Student Question
What differentiates the Tookses from the Bagginses in The Hobbit?
Quick answer:
The Tooks and Bagginses are distinguished by their attitudes toward adventure. The Bagginses are seen as respectable and predictable, embodying a life without surprises or adventures, which aligns with societal norms in the Shire. In contrast, the Tooks are wealthier but considered less respectable due to their tendency to seek adventures, reflecting unpredictability. This contrast highlights Bilbo Baggins's internal conflict between his Baggins side, valuing stability, and his Tookish side, yearning for adventure.
Very good question and one which centers on the internal conflict within Bilbo Baggins himself - as a Baggins, he is respectable and "normal", but the Tookish part of him makes him yearn for adventure and danger.
The Bagginses are described on the very first page of the novel:
This hobbit was a very well to do hobbit, and his name was Baggins.
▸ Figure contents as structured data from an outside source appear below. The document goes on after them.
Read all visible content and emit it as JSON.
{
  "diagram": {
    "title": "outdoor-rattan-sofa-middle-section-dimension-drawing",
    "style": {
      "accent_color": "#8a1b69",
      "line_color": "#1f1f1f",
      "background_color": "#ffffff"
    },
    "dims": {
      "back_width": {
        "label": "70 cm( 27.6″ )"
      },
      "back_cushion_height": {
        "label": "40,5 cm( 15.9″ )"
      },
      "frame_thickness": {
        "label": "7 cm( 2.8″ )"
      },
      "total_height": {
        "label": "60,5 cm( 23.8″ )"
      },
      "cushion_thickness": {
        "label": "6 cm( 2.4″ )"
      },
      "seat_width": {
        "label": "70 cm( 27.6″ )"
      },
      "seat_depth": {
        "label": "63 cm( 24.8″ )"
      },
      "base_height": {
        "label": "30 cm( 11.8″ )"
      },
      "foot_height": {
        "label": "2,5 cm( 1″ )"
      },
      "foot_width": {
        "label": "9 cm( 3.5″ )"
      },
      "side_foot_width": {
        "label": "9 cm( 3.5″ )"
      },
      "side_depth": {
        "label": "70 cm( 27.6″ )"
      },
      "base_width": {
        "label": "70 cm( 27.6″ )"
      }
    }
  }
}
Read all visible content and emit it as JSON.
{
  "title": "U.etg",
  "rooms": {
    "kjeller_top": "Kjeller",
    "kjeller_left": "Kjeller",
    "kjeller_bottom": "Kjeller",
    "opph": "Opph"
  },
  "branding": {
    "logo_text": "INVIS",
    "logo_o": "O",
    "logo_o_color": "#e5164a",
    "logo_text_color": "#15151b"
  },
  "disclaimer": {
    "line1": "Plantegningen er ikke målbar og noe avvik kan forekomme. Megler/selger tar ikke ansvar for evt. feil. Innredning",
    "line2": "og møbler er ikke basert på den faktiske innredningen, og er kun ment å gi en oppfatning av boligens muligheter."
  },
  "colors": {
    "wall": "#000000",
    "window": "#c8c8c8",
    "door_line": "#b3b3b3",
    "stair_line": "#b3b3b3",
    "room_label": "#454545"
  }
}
The Bagginses have lived in the neighbourhood of The Hill for time out of mind, and people considered them very respectable, not only because most of them were rich, but also because they never had any adventures or did anything unexpected: you could tell what a Baggins woul say on any question without the bother of asking him.
However, we are soon told about the relation of the Tooks to Bilbo. His mother was called Belladonna Took and she was one of three daughters of the Old Took:
...certainly there was still something not entirely hobbitlike about them, and once in a while members of the Took clan would go have have adventures. They discreetly disappeared, and the family hushed it up; but the fact remained that the Tooks were not as respectable as the Bagginse, though they were undoubtedly richer.
There you have it then. We are presented with a world where tradition, respectability and social standing are based on wealth but also not doing anything unexpected and predictability. The Took clan, based on this definition, were not respectable because of their rather disconcerting tendency to go off and have "adventures" - and this of course mirrors the internal conflict within Bilbo himself.